Brame : En dehors d'ici, de notre confinement, on remet rarement en question les rapports qu'on a avec les gens et ils ne sont pas simples, moi les gens que j'aime le plus sont aussi eux que je déteste le plus. Puis, il y a beaucoup de non-dit. Dans le monde exclure est une question de vie ou de mort. Ici, non...

Jerry : Dans le monde, il y a aussi beaucoup d'espace de confinement, l'atelier et même le bistrot et la menace d'exclusion est tout le temps présente.
Brame : Ici, c'est une sorte de concentration de toutes ces situations...

Jerry : Moi j'aimerais savoir en fait quand est-ce qu'on considère que quelqu'un est l'ennemi parce que je peux me retrouver dans beaucoup de gens. Et notamment en des cons. Personne n'est moins étranger que moi à la connerie. Donc quand on parle de cons je me sens... touché quoi, parce que je suis con !

Adama : Non ! Non ! Tu peux dire des conneries sans être forcément un con.

Brame : Effectivement, pour ce qui est des amis et des ennemis, on est dans le brouillard. Cette question se pose pour tout le monde et c'est ce qui entraîne la confusion dans les affrontements existants. Ce n'est pas tranché. J'ai l'impression que ceux que je considère comme mes ennemis et que je ne connais pas du tout, sont des abstractions. J'ai très peu d'ennemis précis, concrets, j'ai une expérience personnelle du monde très petite, très bornée. Et je considère, ça c'est un truc personnel, qu'on ne peut avoir de vrais conflits qu'entre amis.
Noyé : Le Cardinal de Retz disait : « On a souvent plus de mal avec ses amis qu'avec ses adversaires ». Il faut distinguer entre ennemi et adversaire ! On peut avoir des conflits avec des adversaires.

Brame : Dans ennemi, il y a une notion d'extermination, de destruction.

Noyé : De haine. Tom : Des gens qui poursuivent les mêmes buts peuvent-ils être adversaires ?

Brame : Mon ennemi, je veux l'anéantir. Pas mon adversaire. Au contraire, il m'aide à exister.

Noyé : A l'issue d'un conflit, il peut y avoir deux gagnants, deux vivants.

Jerry : Je suis venu ici pour pouvoir nommer ce qui m'opprime.

Brame : Dans le potlatch, mon contre don s'adresse à un adversaire.

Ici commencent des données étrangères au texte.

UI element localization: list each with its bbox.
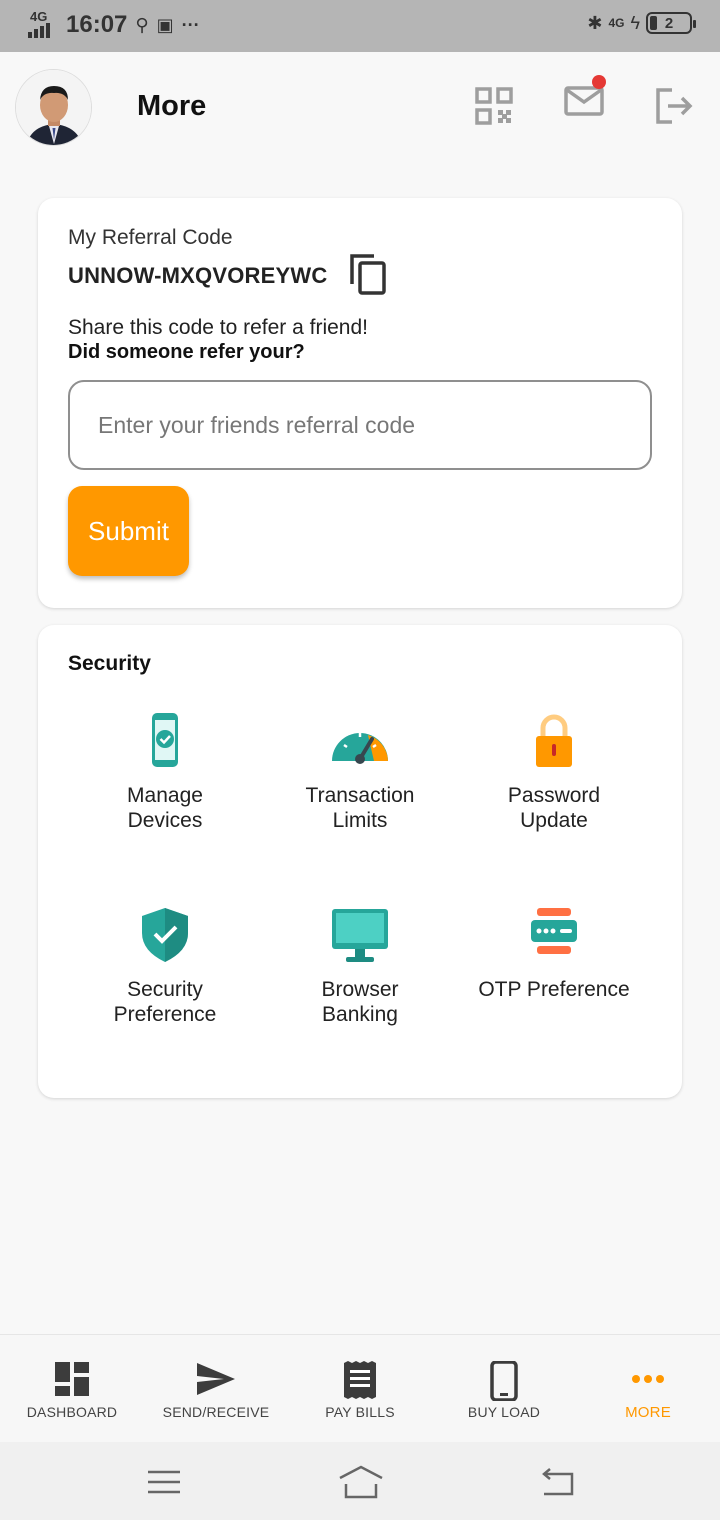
nav-send-receive-label: SEND/RECEIVE [162, 1404, 270, 1420]
transaction-limits-button[interactable]: Transaction Limits [270, 711, 450, 833]
bottom-navigation: DASHBOARD SEND/RECEIVE PAY BILLS BUY LOA… [0, 1334, 720, 1442]
manage-devices-button[interactable]: Manage Devices [75, 711, 255, 833]
nav-dashboard-label: DASHBOARD [26, 1404, 118, 1420]
transaction-limits-label: Transaction Limits [305, 784, 415, 832]
nav-more-label: MORE [625, 1404, 671, 1421]
qr-code-icon[interactable] [474, 86, 514, 126]
dashboard-icon [55, 1362, 89, 1396]
lock-icon [536, 714, 572, 767]
bluetooth-icon: ✱ [587, 12, 603, 33]
more-dots-icon [632, 1375, 664, 1383]
referral-share-text: Share this code to refer a friend! [68, 316, 368, 339]
nav-more[interactable]: MORE [576, 1335, 720, 1443]
referral-label: My Referral Code [68, 226, 233, 249]
referral-code: UNNOW-MXQVOREYWC [68, 263, 328, 288]
battery-level: 2 [664, 14, 674, 32]
receipt-icon [344, 1361, 376, 1399]
browser-banking-label: Browser Banking [321, 978, 399, 1026]
otp-icon [531, 908, 577, 954]
home-icon[interactable] [338, 1464, 384, 1500]
back-icon[interactable] [538, 1464, 578, 1500]
nav-pay-bills[interactable]: PAY BILLS [288, 1335, 432, 1443]
security-card: Security Manage Devices Transaction Limi… [38, 625, 682, 1098]
signal-icon: 4G [28, 10, 56, 40]
mobile-icon [490, 1361, 518, 1401]
shield-check-icon [142, 908, 188, 962]
speedometer-icon [332, 733, 388, 764]
browser-banking-button[interactable]: Browser Banking [270, 905, 450, 1027]
avatar[interactable] [15, 69, 92, 146]
referral-ask-text: Did someone refer your? [68, 341, 305, 363]
security-preference-button[interactable]: Security Preference [75, 905, 255, 1027]
battery-icon: 2 [646, 12, 696, 34]
monitor-icon [332, 909, 388, 962]
manage-devices-label: Manage Devices [127, 784, 203, 832]
network-type-right: 4G [608, 16, 625, 30]
password-update-label: Password Update [507, 784, 601, 832]
copy-icon[interactable] [348, 252, 388, 296]
charging-icon: ϟ [630, 12, 640, 33]
notification-dot [592, 75, 606, 89]
nav-buy-load[interactable]: BUY LOAD [432, 1335, 576, 1443]
usb-icon: ⚲ [135, 14, 149, 35]
app-header: More [0, 52, 720, 162]
password-update-button[interactable]: Password Update [464, 711, 644, 833]
otp-preference-button[interactable]: OTP Preference [464, 905, 644, 1002]
more-notifications-icon: ··· [181, 14, 200, 35]
referral-code-input[interactable] [68, 380, 652, 470]
system-navigation-bar [0, 1442, 720, 1520]
nav-pay-bills-label: PAY BILLS [325, 1404, 395, 1420]
status-bar: 4G 16:07 ⚲ ▣ ··· ✱ 4G ϟ 2 [0, 0, 720, 52]
status-time: 16:07 [66, 11, 128, 38]
page-title: More [137, 90, 207, 122]
security-title: Security [68, 652, 151, 675]
security-preference-label: Security Preference [113, 978, 217, 1026]
nav-buy-load-label: BUY LOAD [467, 1404, 541, 1420]
phone-check-icon [152, 713, 178, 767]
sim-icon: ▣ [156, 14, 174, 35]
nav-send-receive[interactable]: SEND/RECEIVE [144, 1335, 288, 1443]
referral-card: My Referral Code UNNOW-MXQVOREYWC Share … [38, 198, 682, 608]
menu-icon[interactable] [144, 1464, 184, 1500]
network-type: 4G [30, 9, 48, 24]
otp-preference-label: OTP Preference [478, 978, 630, 1001]
nav-dashboard[interactable]: DASHBOARD [0, 1335, 144, 1443]
submit-button[interactable]: Submit [68, 486, 189, 576]
send-icon [197, 1363, 235, 1395]
logout-icon[interactable] [654, 86, 694, 126]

Noyé : Le potlatch est un substitut de la guerre, une manière de se battre sans être ennemi, de remplacer le sang, la tuerie par le don. Les duels entre aristocrates européens au XVIIIe siècle s'arrêtaient au premier sang, on ne s'entrégorgeait pas comme au moyen âge. Dans les civilisations orales, les guerres s'arrêtaient au premier mort alors que quand les Zoulous ont à faire aux Hollandais, c'est la guerre à outrance, on ne compte plus les morts. C'est ça la sauvagerie.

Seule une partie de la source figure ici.